Version control rebuilt for teams where agents commit alongside humans.

The record your team leaves behind should carry the reasoning, not just the code. Every thread isolated, every action attributed, every state permanent. Loom is one coherent system where human and agent work share a single legible record.

01

Context annotations

The reasoning travels with the code.

Constraints, rationale, and design intent belong next to the code they govern — not in a wiki, not in a Slack thread, not in the session transcript of an agent that has already expired.

Annotations are structural. Each one is scoped to a file, a symbol, or a line range, and carried forward on every snapshot that touches its anchor. When the next agent opens the same function, it sees the reasoning before it starts editing.

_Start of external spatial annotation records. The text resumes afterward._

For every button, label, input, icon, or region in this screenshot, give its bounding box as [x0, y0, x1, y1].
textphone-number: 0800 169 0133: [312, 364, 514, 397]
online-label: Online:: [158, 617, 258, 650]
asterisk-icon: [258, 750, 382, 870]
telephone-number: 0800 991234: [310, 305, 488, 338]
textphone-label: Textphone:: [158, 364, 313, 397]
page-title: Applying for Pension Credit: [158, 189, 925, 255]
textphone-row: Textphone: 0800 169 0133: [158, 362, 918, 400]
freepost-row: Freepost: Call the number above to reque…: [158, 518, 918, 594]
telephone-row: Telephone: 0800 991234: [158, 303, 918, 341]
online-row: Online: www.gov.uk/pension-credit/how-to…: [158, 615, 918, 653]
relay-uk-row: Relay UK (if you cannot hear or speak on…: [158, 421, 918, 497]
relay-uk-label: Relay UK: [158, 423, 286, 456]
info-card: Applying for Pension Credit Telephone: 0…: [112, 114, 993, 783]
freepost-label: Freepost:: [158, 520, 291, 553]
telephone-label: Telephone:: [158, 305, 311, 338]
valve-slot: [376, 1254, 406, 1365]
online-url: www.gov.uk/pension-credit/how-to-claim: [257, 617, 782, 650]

Foundations for annotations ship today in the object model; the editing surfaces are on the roadmap. Clearly labeled throughout.

02

Threads

Many agents. One repo. Zero collisions.

A thread is a named pointer into the DAG. Opening one creates an isolated worktree, sharing the main repository's object store. Many threads, zero extra disk. No coordination, no merge dance before the work is ready.

Threads track lineage structurally. A rebase, a collapse, or a merge produces a new state without overwriting the original — so another agent that forked earlier on the same thread keeps its view intact.

$ loom start feature/auth --agent claude-opus-4.7
thread started · worktree: .loom/agents/claude-opus-4.7

$ loom start feature/auth --agent claude-sonnet-4.6
thread started · worktree: .loom/agents/claude-sonnet-4.6

# two agents, one repo, no conflict.
03

Attribution

You always know who acted. Human or AI.

Every state carries first-class attribution: provider, model, confidence score, verification signature. Never parsed from a commit message. Never inferred from a Git email. Recorded at the moment the action landed.

When an auditor — a CTO, a staff engineer, or a compliance tool — asks who touched this code, Loom returns a structural answer, not a best-guess string.

04

History model

Nothing disappears. Every object permanent.

States are content-addressed with BLAKE3. IDs are stable across clones, forks, and time. Rebase and collapse create new objects; the originals survive, reachable from whatever reference held them.

The kind of history you can point to a year from now and trust completely — not because you remember what you did, but because the record is structural.

05

Governance

Policy at the namespace. Legible at every level.

Namespace grants cascade. Repository grants scope precisely. When access fails, you see which layer said no — token scope, namespace policy, or repo grant — not an opaque 403.

Effective permission is always explicit. You never guess what a token can do; you read it.

One coherent surface

Quiet enough for leadership. Precise enough for staff engineers.

The same page that gives a CTO the trust summary gives a staff engineer the attribution trail, the thread lineage, and the signing material. One record. No reconciliation across source host, CI dashboard, and chat log.